“Teddy Prescott, your first task is to ensure sunlight never again touches my skin. You two don’t know what you have: SKIN.” Renata makes both Teddy and me jump in our seats. We look down at ourselves. She intones like a creep, “Nice young skin.”
Teddy asks, “Am I going to end up in the bottom of a well, applying lotion to myself?”
“What you do in your spare time is none of my business,” Renata advises him. “Oh, let’s take a look.” She means the tattoos across his knuckles. “GIVE and TAKE. Are you left- or right-handed?”
“Left.”
“So you admit you take more than you give.” Renata is locking into a mode I have seen many times before: a serpentine argument based on the applicant’s self-perception. We barely have sixty seconds on the clock.
“Depends on who I’m with.”
“Elaborate,” Renata instructs crisply.
“If I’m down in the well, alone with the lotion, then yes. If I’m not alone, then I definitely mix it up.” Those multicolor eyes flick back to me now, maybe checking how I’m handling this risqué line of reply. He sees I’m amused, and now those eyes are sparkling.
“One point to Teddy,” Aggie umpires.
“What a blank canvas we’ve got here.” Renata reaches over and takes my wrist, unbuttoning my cuff and pushing up my sleeve. “We could take her to get a tattoo. I’ll pay. What should she get? I know, a big Virgin Mary.” She’s shockingly strong and I inhale as her nails begin to press.
“Ow,” I protest.
For the first time, Teddy looks truly uncomfortable. “That’s the first interview question? What tattoo would I, a licensed tattoo artist, give Ruthie? Whatever she asked for. Let her go, please.” His voice has dipped down into that particular register men use when they want their way, now. We three women suddenly remember what he is.
Renata releases my arm, which is now marked with crescent nail indentations. She makes long eye contact with Aggie, who remains impassive. They conduct a wordless communication. Then Renata says to me, “We’re going to have to invent a new category, aren’t we, Ruthie?” This is her apology.
“What are some of your common categories?” Teddy asks, like he is not dealing with a strange person. “Maybe I can tell you which one I fit into.”
Renata begins ticking off on her fingers. “Country Bumpkin. Little Boy Lost. Too Dumb to Live. Fake Grandson—they’re the ones hoping to inherit.”
Aggie adds, “Environmental Man—no deodorant.”
“I wear deodorant.”
“Another point to Teddy.
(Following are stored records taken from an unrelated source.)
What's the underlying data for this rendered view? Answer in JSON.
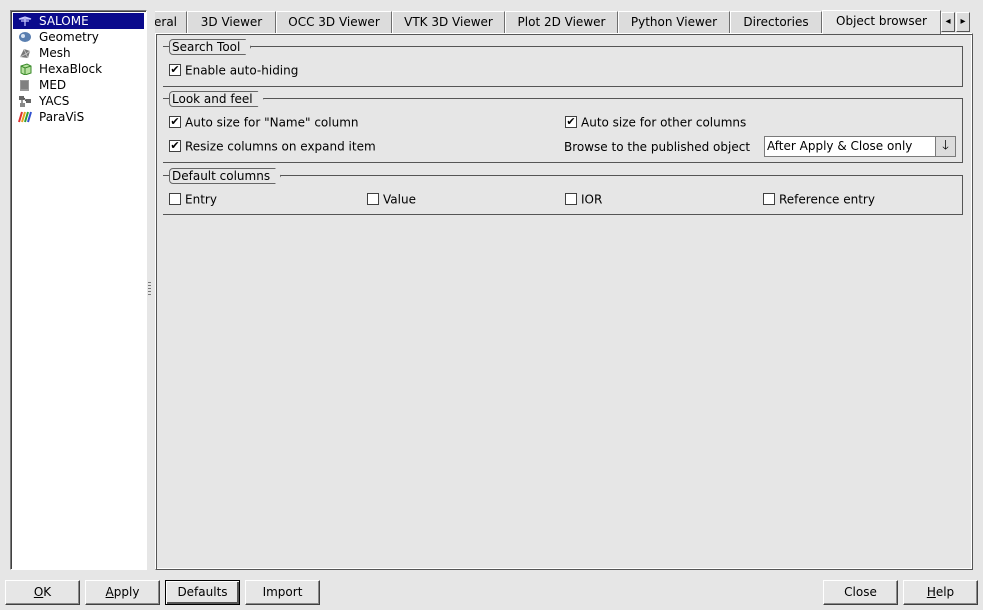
{
  "modules": [
    {
      "label": "SALOME",
      "icon": "salome-icon",
      "selected": true
    },
    {
      "label": "Geometry",
      "icon": "geometry-icon"
    },
    {
      "label": "Mesh",
      "icon": "mesh-icon"
    },
    {
      "label": "HexaBlock",
      "icon": "hexablock-icon"
    },
    {
      "label": "MED",
      "icon": "med-icon"
    },
    {
      "label": "YACS",
      "icon": "yacs-icon"
    },
    {
      "label": "ParaViS",
      "icon": "paravis-icon"
    }
  ],
  "tabs": [
    "eral",
    "3D Viewer",
    "OCC 3D Viewer",
    "VTK 3D Viewer",
    "Plot 2D Viewer",
    "Python Viewer",
    "Directories",
    "Object browser"
  ],
  "active_tab": "Object browser",
  "tab_scroll": {
    "left": "◂",
    "right": "▸"
  },
  "search_tool": {
    "title": "Search Tool",
    "enable_auto_hiding": {
      "label": "Enable auto-hiding",
      "checked": true
    }
  },
  "look_and_feel": {
    "title": "Look and feel",
    "auto_size_name": {
      "label": "Auto size for \"Name\" column",
      "checked": true
    },
    "auto_size_other": {
      "label": "Auto size for other columns",
      "checked": true
    },
    "resize_on_expand": {
      "label": "Resize columns on expand item",
      "checked": true
    },
    "browse_label": "Browse to the published object",
    "browse_value": "After Apply & Close only"
  },
  "default_columns": {
    "title": "Default columns",
    "entry": {
      "label": "Entry",
      "checked": false
    },
    "value": {
      "label": "Value",
      "checked": false
    },
    "ior": {
      "label": "IOR",
      "checked": false
    },
    "reference_entry": {
      "label": "Reference entry",
      "checked": false
    }
  },
  "buttons": {
    "ok": {
      "pre": "",
      "ul": "O",
      "post": "K"
    },
    "apply": {
      "pre": "",
      "ul": "A",
      "post": "pply"
    },
    "defaults": "Defaults",
    "import": "Import",
    "close": {
      "pre": "Close",
      "ul": "",
      "post": ""
    },
    "help": {
      "pre": "",
      "ul": "H",
      "post": "elp"
    }
  },
  "check_mark": "✔"
}
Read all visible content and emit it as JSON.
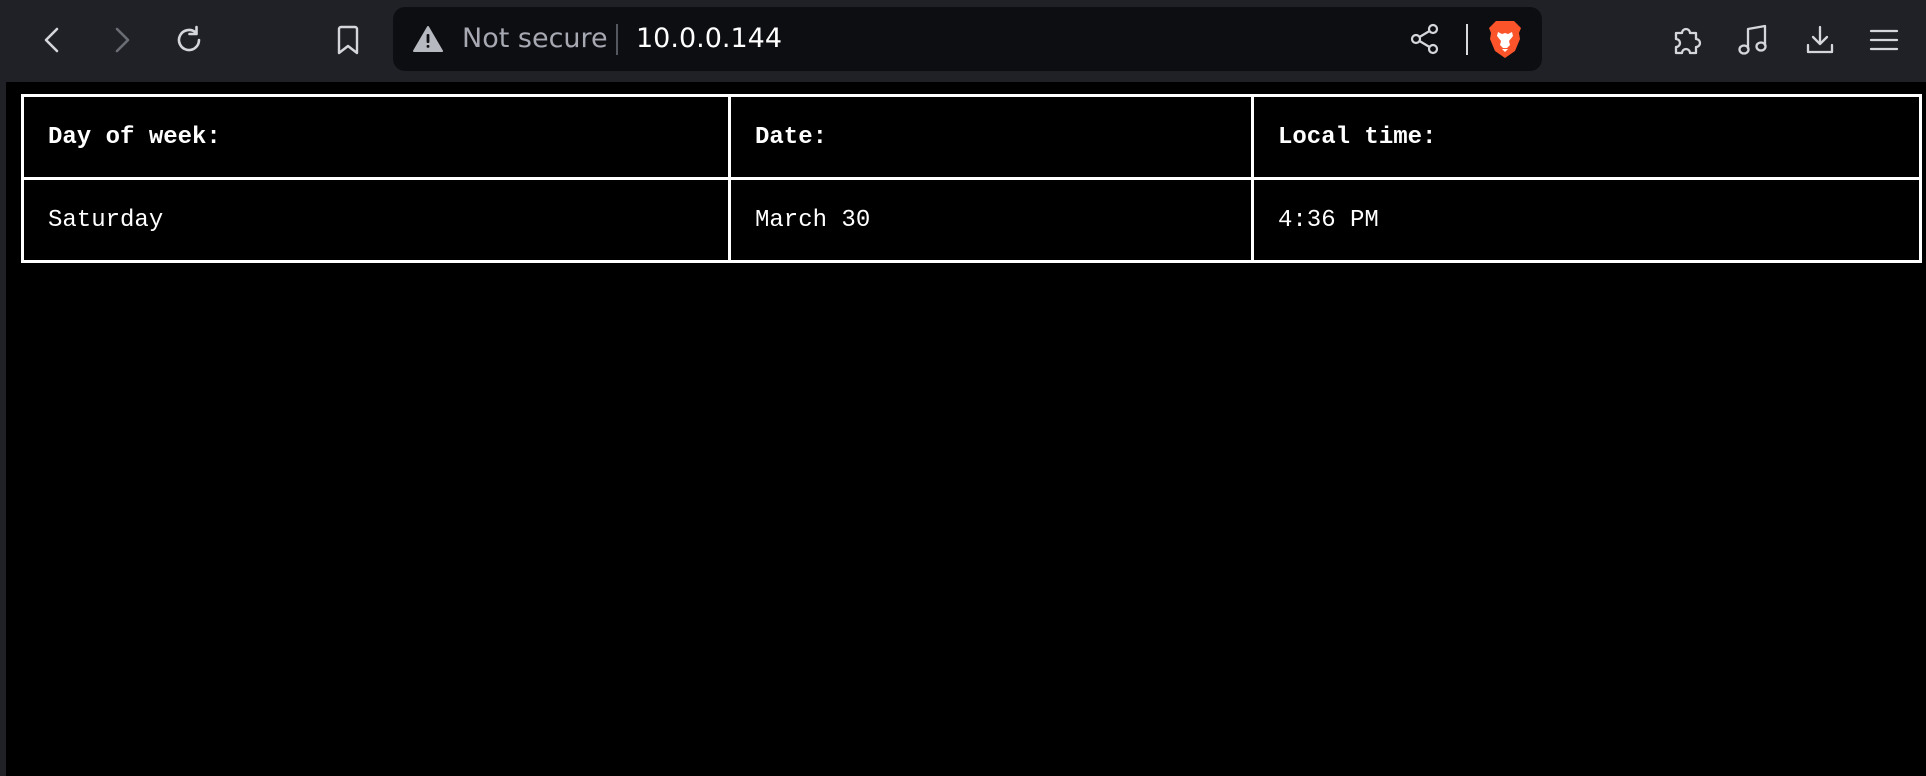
{
  "browser": {
    "security_label": "Not secure",
    "address": "10.0.0.144",
    "icons": {
      "back": "chevron-left-icon",
      "forward": "chevron-right-icon",
      "reload": "reload-icon",
      "bookmark": "bookmark-icon",
      "warning": "warning-triangle-icon",
      "share": "share-icon",
      "shields": "brave-lion-icon",
      "extensions": "puzzle-icon",
      "media": "music-note-icon",
      "downloads": "download-icon",
      "menu": "hamburger-menu-icon"
    },
    "colors": {
      "toolbar": "#202127",
      "urlbar": "#0d0e12",
      "brand": "#fb542b"
    }
  },
  "table": {
    "headers": [
      "Day of week:",
      "Date:",
      "Local time:"
    ],
    "rows": [
      [
        "Saturday",
        "March 30",
        "4:36 PM"
      ]
    ]
  }
}
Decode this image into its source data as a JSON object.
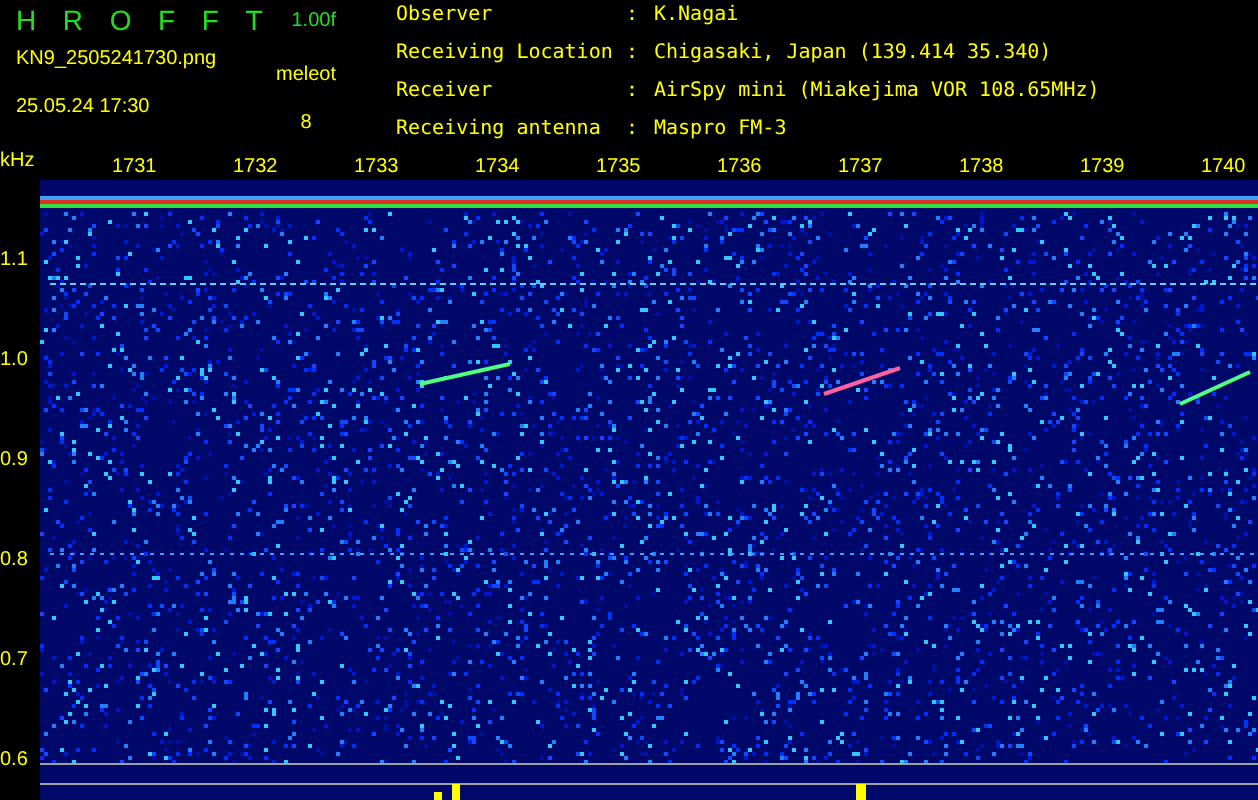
{
  "header": {
    "title": "HROFFT",
    "version": "1.00f",
    "filename": "KN9_2505241730.png",
    "datetime": "25.05.24 17:30",
    "meteor_label": "meleot",
    "meteor_count": "8"
  },
  "info": [
    {
      "label": "Observer",
      "separator": ":",
      "value": "K.Nagai"
    },
    {
      "label": "Receiving Location",
      "separator": ":",
      "value": "Chigasaki, Japan (139.414 35.340)"
    },
    {
      "label": "Receiver",
      "separator": ":",
      "value": "AirSpy mini (Miakejima VOR 108.65MHz)"
    },
    {
      "label": "Receiving antenna",
      "separator": ":",
      "value": "Maspro FM-3"
    }
  ],
  "plot": {
    "unit": "kHz",
    "time_labels": [
      "1731",
      "1732",
      "1733",
      "1734",
      "1735",
      "1736",
      "1737",
      "1738",
      "1739",
      "1740"
    ],
    "freq_labels": [
      "1.1",
      "1.0",
      "0.9",
      "0.8",
      "0.7",
      "0.6"
    ]
  }
}
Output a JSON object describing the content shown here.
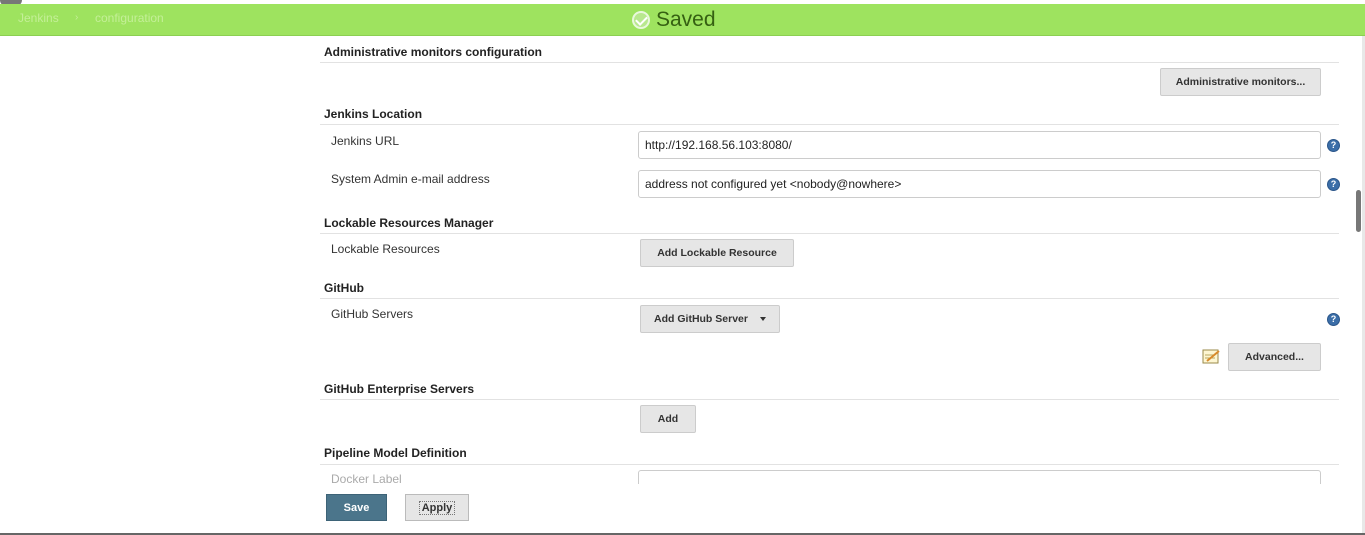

I think sometimes I still get a whiff of Matthew,” Aggie says. “And it’s been years.”
I try to join in. “Tortured Artist?” If these are his designs, he’s talented.
“I’m feeling mildly tortured right about now,” Teddy agrees.
Renata looks out the window like she’s remembering someone special. “My favorites have been Insomniac Potheads. Ones who can get me a good supply, and we si
t up all night talking about which celebrity is going to die next.”
“I’ll pretend I didn’t hear that.” I must be getting mellow. It’s the late-afternoon sun shining through onto my back.
“When you’re this old, weed and takeout is all you have left to live for. And love, of course,” Renata says, patting her sister’s hand. “Ah, je suis très romantique . . . Quick. Give me a compliment.” That’s a test lobbed at Teddy.
Teddy replies, “Your house is nice.” The view from this room is lovely: Manicured lawns roll up to an English box hedge. Beyond that, there is a birdbath and a stooped wisteria.
Renata scoffs. “Boring attempt, minus a point. If I wasn’t a million years old, I’d be back in my old loft in Tribeca.” Not this song again. Her eyes narrow dangerously. “I meant a compliment for me.”
Teddy steps up to the plate. He squints his eyes against the sunlight. He lifts his bat. “You are,” Teddy says with emphasis and absolute sincerity, “the best-dressed person I have ever met.”
The crowd leaps to their feet. We shade our eyes. He knocks it clean out of the park. That compliment is denting the windshield of a bus two suburbs over.
“Oh,” Renata says, looking down at herself. “You mean this outfit?” A smile is on her mouth and she strokes a hand down her rail-thin thigh as if it were a treasured pet. “This old pair of Dior cruise collection 2016 palazzo pants? This vintage Balenciaga blouse? He’s pretty good, that’s ten points,” she says offhand to Aggie, who is starting to doze in the warm room.
He doesn’t gloat. “What’s the job involve?”